The demands on leadership have become much greater in a place now divided by many ethnic groups, by extremes in economic class and by geographical breakaway movements in the San Fernando Valley, Hollywood and the harbor area. Parks, Hahn and Mahony have responded to the city's plethora of narrow constituencies in his own way. The question is whether their leadership styles have met the challenge of the new L.A.

Ten years ago, on the first night of rioting, Mayor Tom Bradley led civic powers at a meeting at the First African Methodist Episcopal Church designed to calm the community. This was the old L.A. way--the empowered, operating top-down, urging calm.

It didn't work. The words of Bradley, who once had a perfect sense of L.A.'s changing currents, and of other older black leaders went unheeded. Soon after the meeting broke up, fires moved up from West Adams Boulevard toward the church, consuming apartment houses around it. I watched African American men from the church and Latino men from the apartments fight the fires with garden hoses, with no police or firefighters in sight.

Los Angeles had changed in ways that we are still trying to comprehend. Fighting a fire was easy. African Americans and Latinos looting stores was harder to deal with.

In the new divided L.A., a leader can only succeed by having the intangible attributes of being both a symbol and a communicator. All that, plus the ability to connect with homeowner groups and other neighborhood and grass-roots organizations--small but critical links that hold L.A. together.

We want our leaders from the streets and neighborhoods, not from City Hall. Compare Parks with one of his most successful predecessors, Ed Davis.

Parks is all City Hall, a top-down manager who lectures rather than listens. He expresses himself in the heavy language of the City Hall bureaucrat, even when he talks to neighborhood groups. From the beginning of his tenure, he scorned community policing, a popular program that made residents feel as though they had their own small-town police department. His words and actions against community policing made him a symbol of a city government that didn't care.

Davis, on the other hand, was all street, with a brilliant sense of communication, symbolism and politics. He cultivated his reputation as a rough law-and-order cop. His fierce and colorful attacks on politicians and The Times--among cops' least-favorite institutions--was seen by the police as a symbol of stubborn LAPD independence.
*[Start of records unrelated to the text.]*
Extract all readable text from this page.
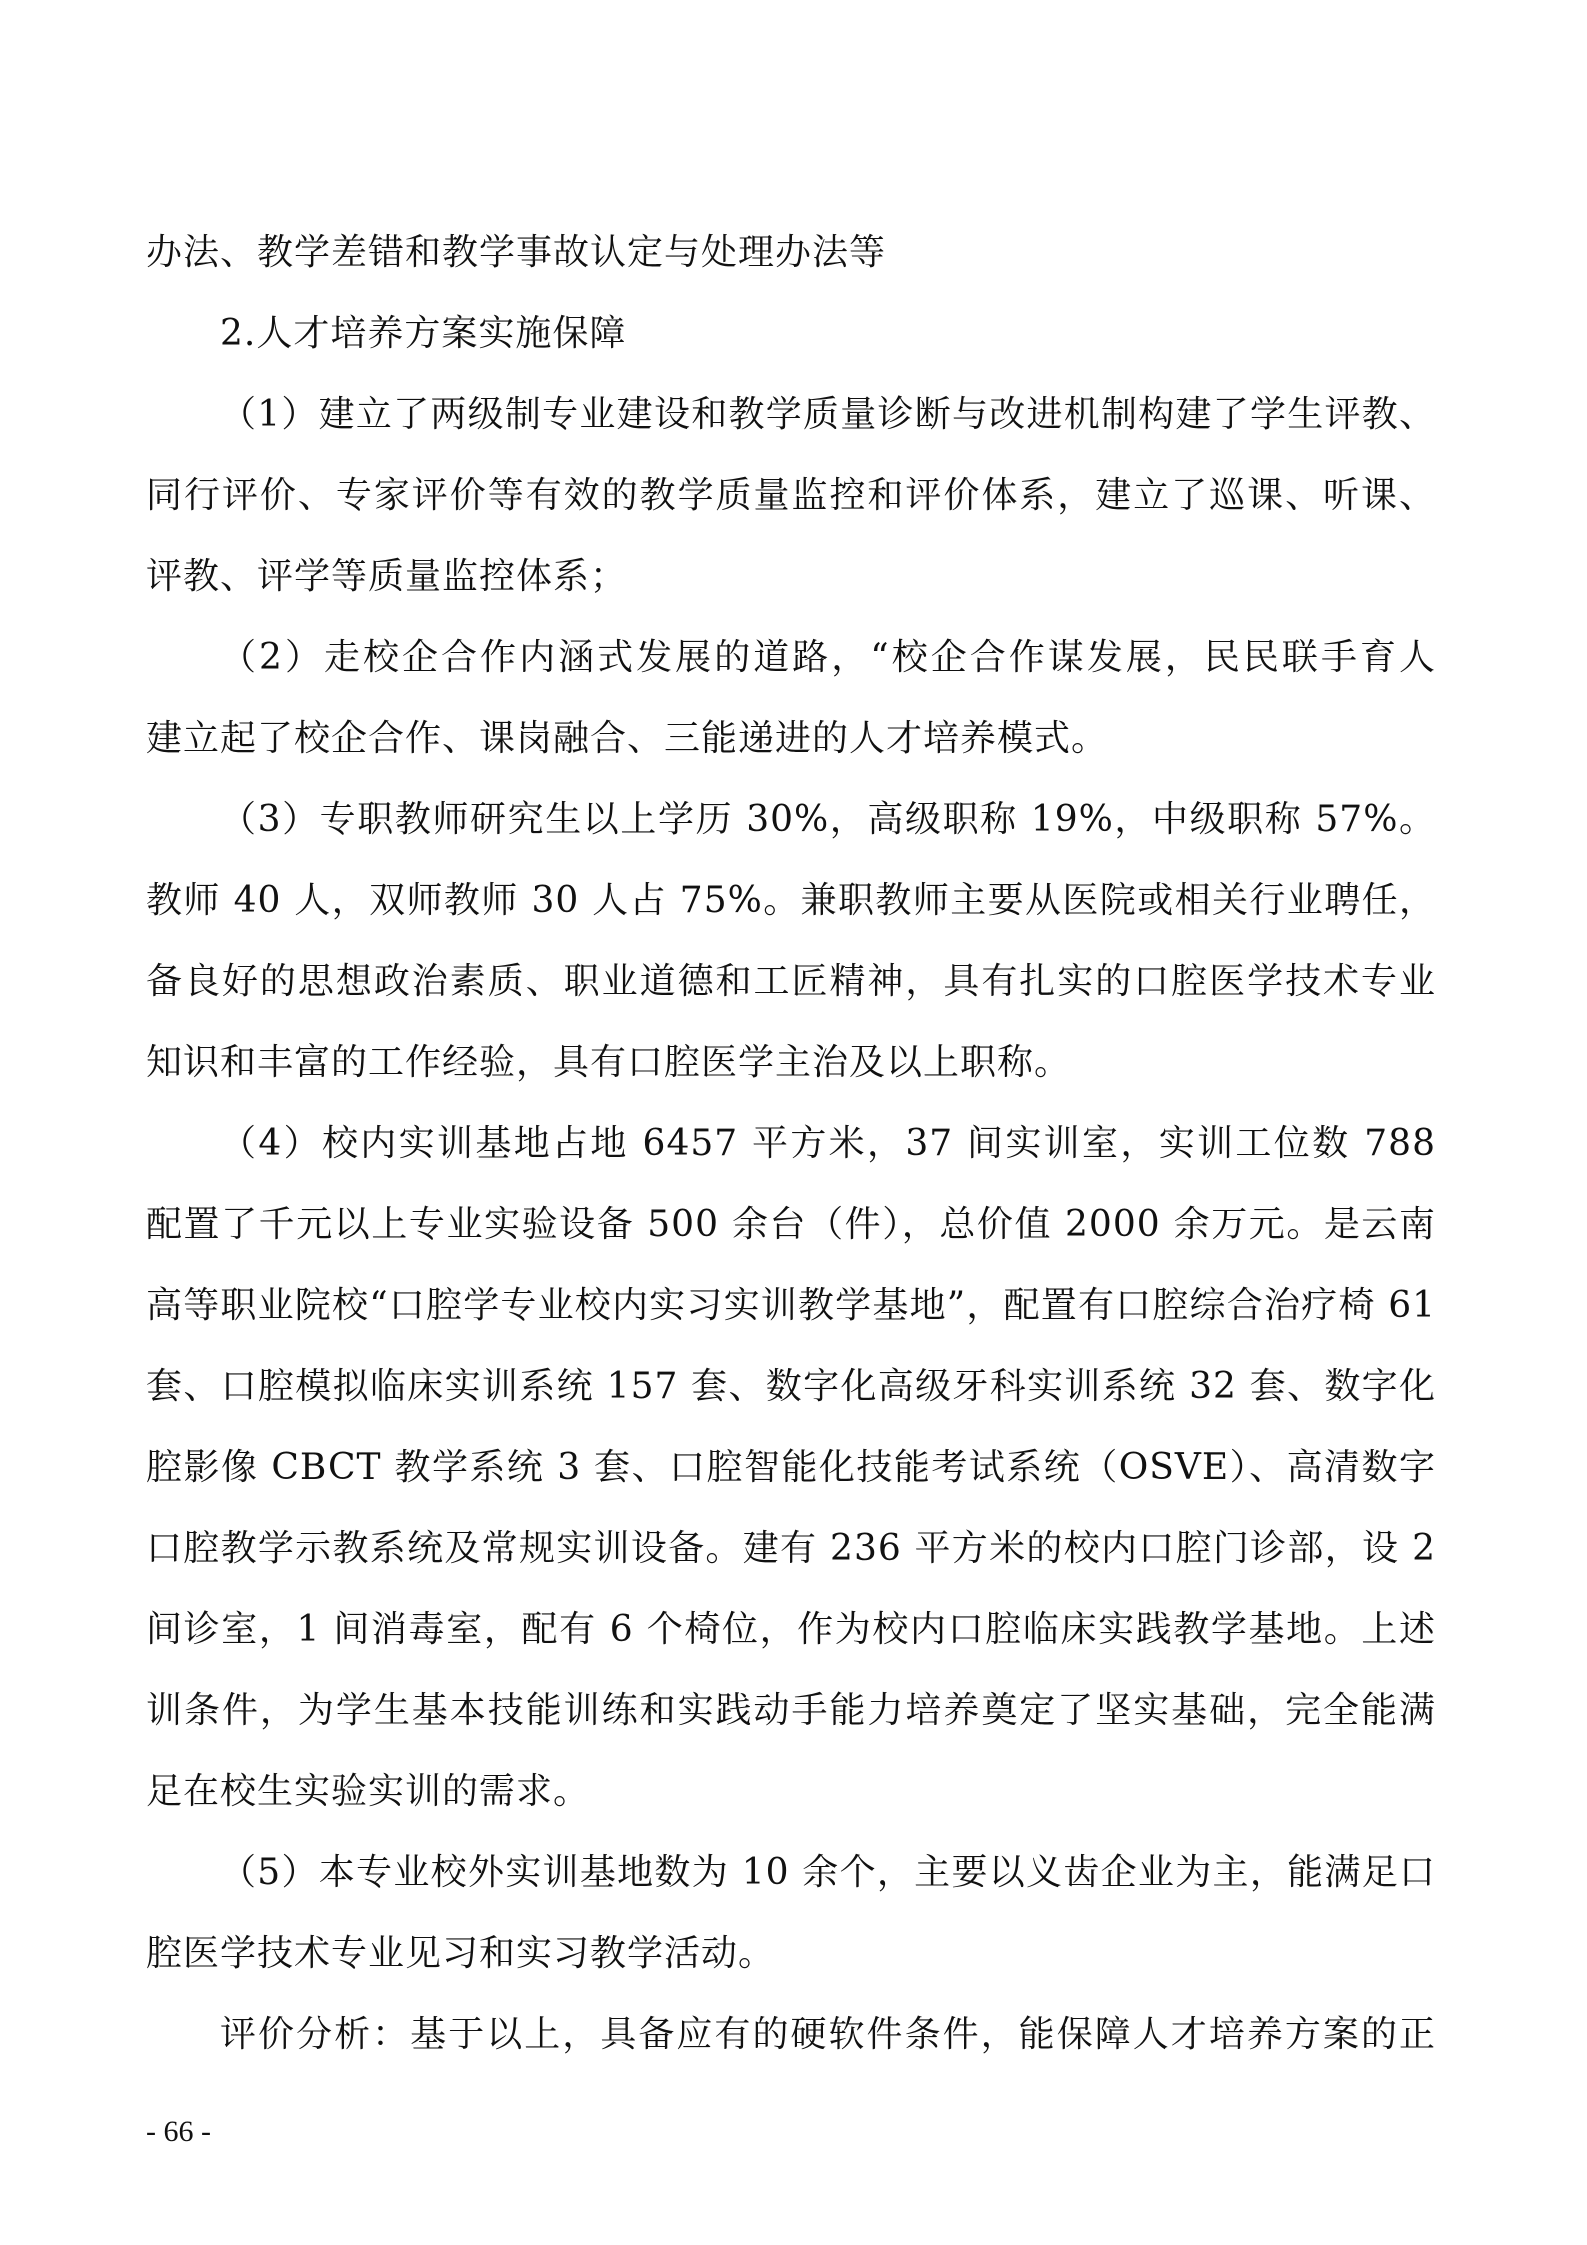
办法、教学差错和教学事故认定与处理办法等
2.人才培养方案实施保障
（1）建立了两级制专业建设和教学质量诊断与改进机制构建了学生评教、
同行评价、专家评价等有效的教学质量监控和评价体系，建立了巡课、听课、
评教、评学等质量监控体系；
（2）走校企合作内涵式发展的道路，“校企合作谋发展，民民联手育人
建立起了校企合作、课岗融合、三能递进的人才培养模式。
（3）专职教师研究生以上学历 30%，高级职称 19%，中级职称 57%。
教师 40 人，双师教师 30 人占 75%。兼职教师主要从医院或相关行业聘任，
备良好的思想政治素质、职业道德和工匠精神，具有扎实的口腔医学技术专业
知识和丰富的工作经验，具有口腔医学主治及以上职称。
（4）校内实训基地占地 6457 平方米，37 间实训室，实训工位数 788
配置了千元以上专业实验设备 500 余台（件），总价值 2000 余万元。是云南
高等职业院校“口腔学专业校内实习实训教学基地”，配置有口腔综合治疗椅 61
套、口腔模拟临床实训系统 157 套、数字化高级牙科实训系统 32 套、数字化
腔影像 CBCT 教学系统 3 套、口腔智能化技能考试系统（OSVE）、高清数字
口腔教学示教系统及常规实训设备。建有 236 平方米的校内口腔门诊部，设 2
间诊室，1 间消毒室，配有 6 个椅位，作为校内口腔临床实践教学基地。上述
训条件，为学生基本技能训练和实践动手能力培养奠定了坚实基础，完全能满
足在校生实验实训的需求。
（5）本专业校外实训基地数为 10 余个，主要以义齿企业为主，能满足口
腔医学技术专业见习和实习教学活动。
评价分析：基于以上，具备应有的硬软件条件，能保障人才培养方案的正
- 66 -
But it was Davis who created community policing, and he cemented his ties with neighborhoods even more by organizing police-support block clubs in every part of the city.

Hahn actually is from the neighborhoods, living in a middle-class area of San Pedro. But like Parks, he has overdosed on the set ways of City Hall, talking as though he were a bland department head in fear of being overruled by the boss. After he moved against Parks, Hahn exhibited a defensiveness reminiscent of a middle-level executive worried about getting a poor performance report.

Hahn doesn't seem to realize that he is the boss, with the power to be more of a boss than any previous mayor. That's because the new City Charter gives him unprecedented power.

His immediate predecessors--Richard Riordan, Bradley and Sam Yorty--had less legal power, but much more actual clout because they understood what it takes to lead L.A.

Riordan defined his mayoralty by a single act of governance and symbolism--driving to the city's emergency headquarters on the morning of the 1994 Northridge earthquake, and taking charge. He communicated to the city that he was the boss, no matter what the charter said about his power. The image of boss was reinforced by his campaigns for a new charter and for a new school board.